Traduzido e adaptado por Mateus Lynniker de Science News
Um frasco de perfume surpreendentemente bem preservado oferece uma rara janela olfativa para a Roma antiga – e deixa entrar um cheiro familiar.
Análises químicas do conteúdo de uma garrafa de 2.000 anos revelam que um de seus ingredientes era o patchouli, relatam os pesquisadores em 23 de maio na Heritage . O aroma terroso é um elemento básico nos perfumes modernos, mas seu uso pelos romanos era desconhecido até agora
A essência, em um frasco de quartzo datado do primeiro século, foi encontrada em 2019 em um túmulo romano na cidade de Carmona, no sul da Espanha, outrora um importante assentamento romano. Os pesquisadores desenterraram uma caixa de chumbo em forma de ovo que continha uma urna de vidro. Dentro da urna encontraram o frasco e os restos cremados de uma mulher de cerca de 40 anos, disse o químico José Rafael Ruiz Arrebola, da Universidade de Córdoba, na Espanha. A cremação era uma forma comum de enterro na época, e os romanos que podiam pagar forneciam seus túmulos com itens para acompanhar o falecido na vida após a morte.

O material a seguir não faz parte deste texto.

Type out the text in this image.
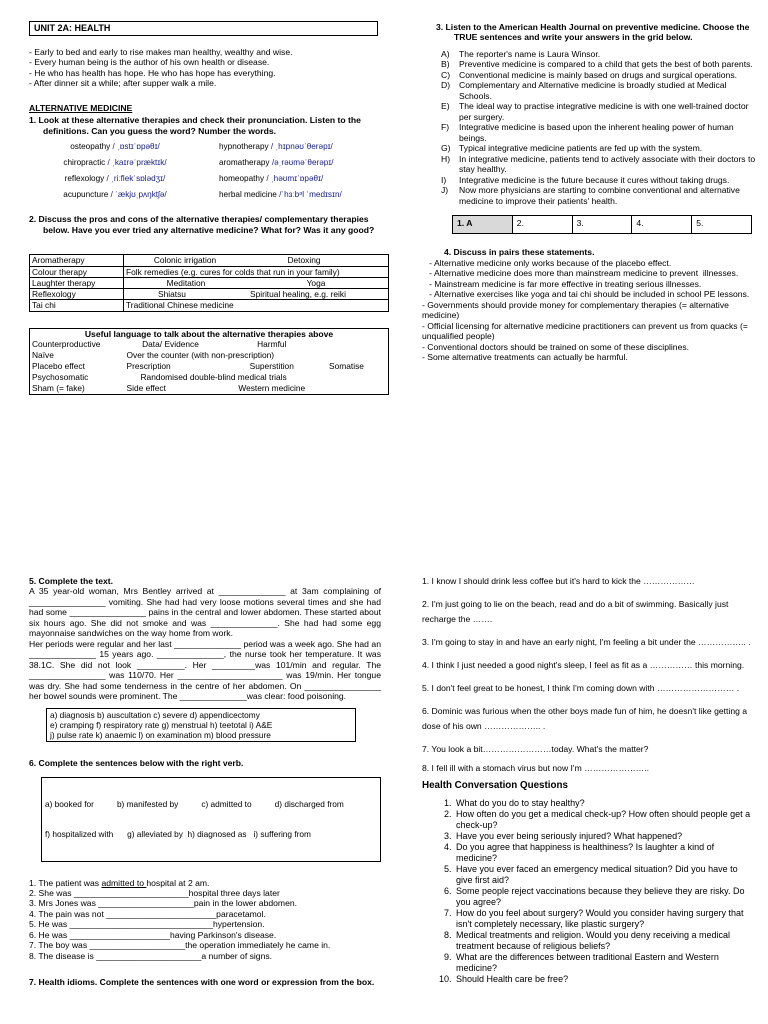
UNIT 2A: HEALTH
- Early to bed and early to rise makes man healthy, wealthy and wise.
- Every human being is the author of his own health or disease.
- He who has health has hope. He who has hope has everything.
- After dinner sit a while; after supper walk a mile.
ALTERNATIVE MEDICINE
1. Look at these alternative therapies and check their pronunciation. Listen to the definitions. Can you guess the word? Number the words.
osteopathy / ˌɒstɪˈɒpəθɪ/	hypnotherapy / ˌhɪpnəʊˈθerəpɪ/
chiropractic / ˌkaɪrəˈpræktɪk/	aromatherapy /əˌrəʊməˈθerəpɪ/
reflexology / ˌriːflekˈsɒlədʒɪ/	homeopathy / ˌhəʊmɪˈɒpəθɪ/
acupuncture / ˈækjʊˌpʌŋktʃə/	herbal medicine /ˈhɜːbᵊl ˈmedɪsɪn/
2. Discuss the pros and cons of the alternative therapies/ complementary therapies below. Have you ever tried any alternative medicine? What for? Was it any good?
Aromatherapy	Colonic irrigation Detoxing
Colour therapy	Folk remedies (e.g. cures for colds that run in your family)
Laughter therapy	Meditation Yoga
Reflexology	Shiatsu Spiritual healing, e.g. reiki
Tai chi	Traditional Chinese medicine
Useful language to talk about the alternative therapies above			
Counterproductive	Data/ Evidence	Harmful	
Naïve	Over the counter (with non-prescription)		
Placebo effect	Prescription	Superstition	Somatise
Psychosomatic	Randomised double-blind medical trials		
Sham (= fake)	Side effect	Western medicine	
3. Listen to the American Health Journal on preventive medicine. Choose the TRUE sentences and write your answers in the grid below.
A) The reporter's name is Laura Winsor.
B) Preventive medicine is compared to a child that gets the best of both parents.
C) Conventional medicine is mainly based on drugs and surgical operations.
D) Complementary and Alternative medicine is broadly studied at Medical Schools.
E) The ideal way to practise integrative medicine is with one well-trained doctor per surgery.
F) Integrative medicine is based upon the inherent healing power of human beings.
G) Typical integrative medicine patients are fed up with the system.
H) In integrative medicine, patients tend to actively associate with their doctors to stay healthy.
I) Integrative medicine is the future because it cures without taking drugs.
J) Now more physicians are starting to combine conventional and alternative medicine to improve their patients' health.
1. A	2.	3.	4.	5.
4. Discuss in pairs these statements.
- Alternative medicine only works because of the placebo effect.
- Alternative medicine does more than mainstream medicine to prevent  illnesses.
- Mainstream medicine is far more effective in treating serious illnesses.
- Alternative exercises like yoga and tai chi should be included in school PE lessons.
- Governments should provide money for complementary therapies (= alternative medicine)
- Official licensing for alternative medicine practitioners can prevent us from quacks (= unqualified people)
- Conventional doctors should be trained on some of these disciplines.
- Some alternative treatments can actually be harmful.
5. Complete the text.
A 35 year-old woman, Mrs Bentley arrived at ______________ at 3am complaining of ________________ vomiting. She had had very loose motions several times and she had had some ________________ pains in the central and lower abdomen. These started about six hours ago. She did not smoke and was ______________. She had had some egg mayonnaise sandwiches on the way home from work.
Her periods were regular and her last ______________ period was a week ago. She had an ______________ 15 years ago. ______________, the nurse took her temperature. It was 38.1C. She did not look __________. Her _________was 101/min and regular. The ________________ was 110/70. Her ______________________ was 19/min. Her tongue was dry. She had some tenderness in the centre of her abdomen. On ________________ her bowel sounds were prominent. The ______________was clear: food poisoning.
a) diagnosis b) auscultation c) severe d) appendicectomy
e) cramping f) respiratory rate g) menstrual h) teetotal i) A&E
j) pulse rate k) anaemic l) on examination m) blood pressure
6. Complete the sentences below with the right verb.

a) booked for          b) manifested by          c) admitted to          d) discharged from

f) hospitalized with      g) alleviated by  h) diagnosed as   i) suffering from

1. The patient was admitted to hospital at 2 am.
2. She was ________________________hospital three days later
3. Mrs Jones was ____________________pain in the lower abdomen.
4. The pain was not _______________________paracetamol.
5. He was ______________________________hypertension.
6. He was _____________________having Parkinson's disease.
7. The boy was ____________________the operation immediately he came in.
8. The disease is ______________________a number of signs.
7. Health idioms. Complete the sentences with one word or expression from the box.
1. I know I should drink less coffee but it's hard to kick the ………………
2. I'm just going to lie on the beach, read and do a bit of swimming. Basically just recharge the …….
3. I'm going to stay in and have an early night, I'm feeling a bit under the …………….. .
4. I think I just needed a good night's sleep, I feel as fit as a …………… this morning.
5. I don't feel great to be honest, I think I'm coming down with ……………………… .
6. Dominic was furious when the other boys made fun of him, he doesn't like getting a dose of his own ……………….. .
7. You look a bit……………………today. What's the matter?
8. I fell ill with a stomach virus but now I'm …………………..
Health Conversation Questions
1. What do you do to stay healthy?
2. How often do you get a medical check-up? How often should people get a check-up?
3. Have you ever being seriously injured? What happened?
4. Do you agree that happiness is healthiness? Is laughter a kind of medicine?
5. Have you ever faced an emergency medical situation? Did you have to give first aid?
6. Some people reject vaccinations because they believe they are risky. Do you agree?
7. How do you feel about surgery? Would you consider having surgery that isn't completely necessary, like plastic surgery?
8. Medical treatments and religion. Would you deny receiving a medical treatment because of religious beliefs?
9. What are the differences between traditional Eastern and Western medicine?
10. Should Health care be free?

A garrafa de quartzo era por si só um objeto de luxo na época romana. O quartzo é extremamente duro, tornando-o difícil de moldar. O tamanho minúsculo e os detalhes requintados do objeto já o tornavam um achado raro em um cemitério. Ainda mais incomum é que foi encontrado hermeticamente fechado com um topo de dolomita coberto por uma substância escura semelhante a alcatrão que a análise química revelou ser betume. Dentro da jarra, havia uma massa sólida – o conteúdo original preservado da garrafa.
Antigas receitas de perfume escritas, embora vagas e incompletas, revelaram anteriormente que os romanos misturavam extratos perfumados com óleos vegetais, como o azeite, como conservantes. E em estudos anteriores, os pesquisadores detectaram indícios de extratos florais em frascos usados para guardar cosméticos – conhecidos como unguentários. Mas esta é a primeira vez que a fonte de um aroma é identificada.

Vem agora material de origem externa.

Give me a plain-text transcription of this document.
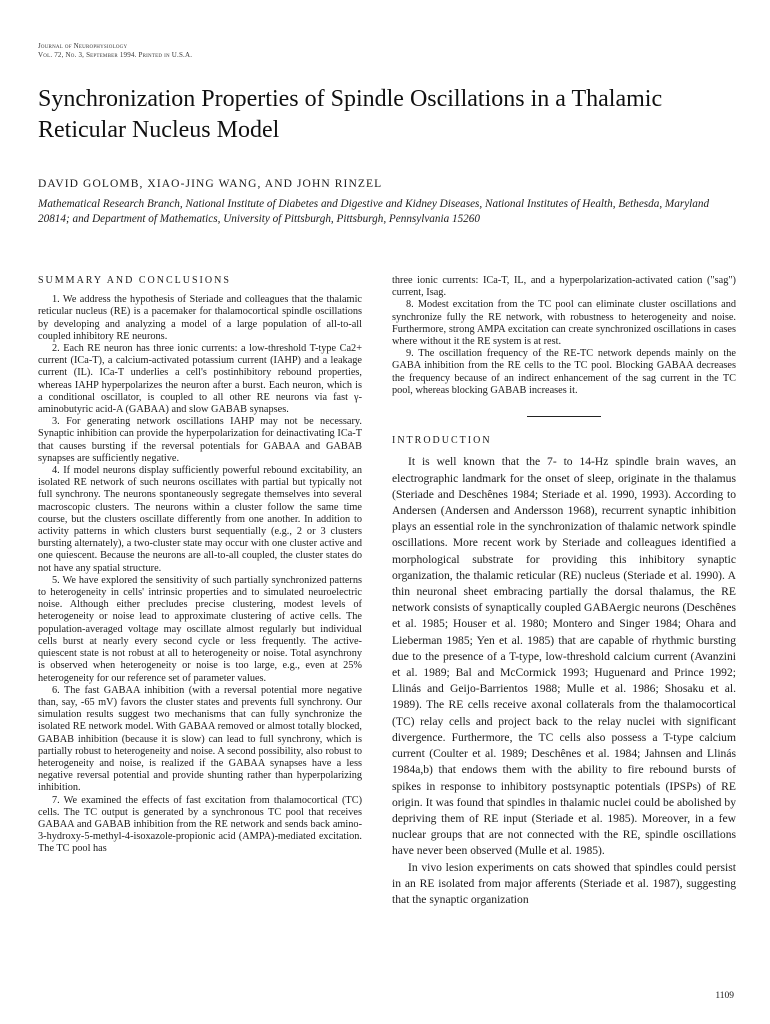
Journal of Neurophysiology
Vol. 72, No. 3, September 1994. Printed in U.S.A.
Synchronization Properties of Spindle Oscillations in a Thalamic Reticular Nucleus Model
DAVID GOLOMB, XIAO-JING WANG, AND JOHN RINZEL
Mathematical Research Branch, National Institute of Diabetes and Digestive and Kidney Diseases, National Institutes of Health, Bethesda, Maryland 20814; and Department of Mathematics, University of Pittsburgh, Pittsburgh, Pennsylvania 15260
SUMMARY AND CONCLUSIONS

1. We address the hypothesis of Steriade and colleagues that the thalamic reticular nucleus (RE) is a pacemaker for thalamocortical spindle oscillations by developing and analyzing a model of a large population of all-to-all coupled inhibitory RE neurons.

2. Each RE neuron has three ionic currents: a low-threshold T-type Ca2+ current (ICa-T), a calcium-activated potassium current (IAHP) and a leakage current (IL). ICa-T underlies a cell's postinhibitory rebound properties, whereas IAHP hyperpolarizes the neuron after a burst. Each neuron, which is a conditional oscillator, is coupled to all other RE neurons via fast γ-aminobutyric acid-A (GABAA) and slow GABAB synapses.

3. For generating network oscillations IAHP may not be necessary. Synaptic inhibition can provide the hyperpolarization for deinactivating ICa-T that causes bursting if the reversal potentials for GABAA and GABAB synapses are sufficiently negative.

4. If model neurons display sufficiently powerful rebound excitability, an isolated RE network of such neurons oscillates with partial but typically not full synchrony. The neurons spontaneously segregate themselves into several macroscopic clusters. The neurons within a cluster follow the same time course, but the clusters oscillate differently from one another. In addition to activity patterns in which clusters burst sequentially (e.g., 2 or 3 clusters bursting alternately), a two-cluster state may occur with one cluster active and one quiescent. Because the neurons are all-to-all coupled, the cluster states do not have any spatial structure.

5. We have explored the sensitivity of such partially synchronized patterns to heterogeneity in cells' intrinsic properties and to simulated neuroelectric noise. Although either precludes precise clustering, modest levels of heterogeneity or noise lead to approximate clustering of active cells. The population-averaged voltage may oscillate almost regularly but individual cells burst at nearly every second cycle or less frequently. The active-quiescent state is not robust at all to heterogeneity or noise. Total asynchrony is observed when heterogeneity or noise is too large, e.g., even at 25% heterogeneity for our reference set of parameter values.

6. The fast GABAA inhibition (with a reversal potential more negative than, say, -65 mV) favors the cluster states and prevents full synchrony. Our simulation results suggest two mechanisms that can fully synchronize the isolated RE network model. With GABAA removed or almost totally blocked, GABAB inhibition (because it is slow) can lead to full synchrony, which is partially robust to heterogeneity and noise. A second possibility, also robust to heterogeneity and noise, is realized if the GABAA synapses have a less negative reversal potential and provide shunting rather than hyperpolarizing inhibition.

7. We examined the effects of fast excitation from thalamocortical (TC) cells. The TC output is generated by a synchronous TC pool that receives GABAA and GABAB inhibition from the RE network and sends back amino-3-hydroxy-5-methyl-4-isoxazole-propionic acid (AMPA)-mediated excitation. The TC pool has

three ionic currents: ICa-T, IL, and a hyperpolarization-activated cation ("sag") current, Isag.

8. Modest excitation from the TC pool can eliminate cluster oscillations and synchronize fully the RE network, with robustness to heterogeneity and noise. Furthermore, strong AMPA excitation can create synchronized oscillations in cases where without it the RE system is at rest.

9. The oscillation frequency of the RE-TC network depends mainly on the GABA inhibition from the RE cells to the TC pool. Blocking GABAA decreases the frequency because of an indirect enhancement of the sag current in the TC pool, whereas blocking GABAB increases it.

INTRODUCTION

It is well known that the 7- to 14-Hz spindle brain waves, an electrographic landmark for the onset of sleep, originate in the thalamus (Steriade and Deschênes 1984; Steriade et al. 1990, 1993). According to Andersen (Andersen and Andersson 1968), recurrent synaptic inhibition plays an essential role in the synchronization of thalamic network spindle oscillations. More recent work by Steriade and colleagues identified a morphological substrate for providing this inhibitory synaptic organization, the thalamic reticular (RE) nucleus (Steriade et al. 1990). A thin neuronal sheet embracing partially the dorsal thalamus, the RE network consists of synaptically coupled GABAergic neurons (Deschênes et al. 1985; Houser et al. 1980; Montero and Singer 1984; Ohara and Lieberman 1985; Yen et al. 1985) that are capable of rhythmic bursting due to the presence of a T-type, low-threshold calcium current (Avanzini et al. 1989; Bal and McCormick 1993; Huguenard and Prince 1992; Llinás and Geijo-Barrientos 1988; Mulle et al. 1986; Shosaku et al. 1989). The RE cells receive axonal collaterals from the thalamocortical (TC) relay cells and project back to the relay nuclei with significant divergence. Furthermore, the TC cells also possess a T-type calcium current (Coulter et al. 1989; Deschênes et al. 1984; Jahnsen and Llinás 1984a,b) that endows them with the ability to fire rebound bursts of spikes in response to inhibitory postsynaptic potentials (IPSPs) of RE origin. It was found that spindles in thalamic nuclei could be abolished by depriving them of RE input (Steriade et al. 1985). Moreover, in a few nuclear groups that are not connected with the RE, spindle oscillations have never been observed (Mulle et al. 1985).

In vivo lesion experiments on cats showed that spindles could persist in an RE isolated from major afferents (Steriade et al. 1987), suggesting that the synaptic organization

1109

Análises laboratoriais revelaram que o frasco continha patchouli e óleo vegetal. Patchouli é derivado de uma planta tropical no sudeste da Ásia chamada Pogostemon cablin . Provavelmente chegou a Roma por meio de redes comerciais.
Submeter o conteúdo do frasco à cromatografia gasosa juntamente com a espectrometria de massa identificou várias substâncias típicas do óleo essencial de patchouli – o mais importante é o patchoulenol, ou álcool de patchouli. Para descartar o óleo de nardo, que tem muitos componentes em comum com o óleo de patchouli, mas em proporções diferentes, os pesquisadores compararam os resultados com amostras modernas de óleo de patchouli.
O selo de betume foi fundamental para preservar a assinatura química do patchouli. O selo não apenas manteve a fragrância dentro do frasco, mas também prendeu as moléculas do perfume por meio de um processo chamado adsorção.
A extraordinária preservação do local do enterro também desempenhou um papel importante. “Estar num local fechado e na escuridão total é o que permitiu [ao perfume] chegar aos nossos dias”, diz Ruiz Arrebola. “Se a tumba tivesse desabado e deixado a luz entrar, ela não teria sobrevivido porque a luz é o pior inimigo desse tipo de produto químico.”
A descoberta se encaixa em uma tendência crescente de reunir uma imagem multidimensional da vida antiga, incluindo seus sons e cheiros ( SN: 5/4/22 ). “Existem grupos de pesquisa e empresas tentando recriar perfumes antigos”, diz Ruiz Arrebola. “Isso lhes dará uma pista muito importante.”
Mas a descoberta não significa que todo o Império Romano cheirava a patchouli. “Na época, os perfumes eram reservados para a alta sociedade”, diz Ruiz Arrebola. Que o perfume foi feito de uma essência exótica provavelmente importada de outro lugar e engarrafada em um frasco caro aponta para um proprietário rico, diz ele.
Ao mesmo tempo, não está claro se este perfume era para ser usado na vida cotidiana ou se tinha um significado espiritual ou funerário. A presença da garrafa fechada dentro de uma urna funerária sugere um gesto íntimo, não destinado a exibição pública.
“De nada serve o luxo se não puder ser exibido perante a sociedade”, diz o historiador Jordi Pérez González, da Universidade de Girona, na Espanha, que não participou do estudo. “Portanto, o patchouli pode ter sido ligado ao mundo funerário e não à vida cotidiana.”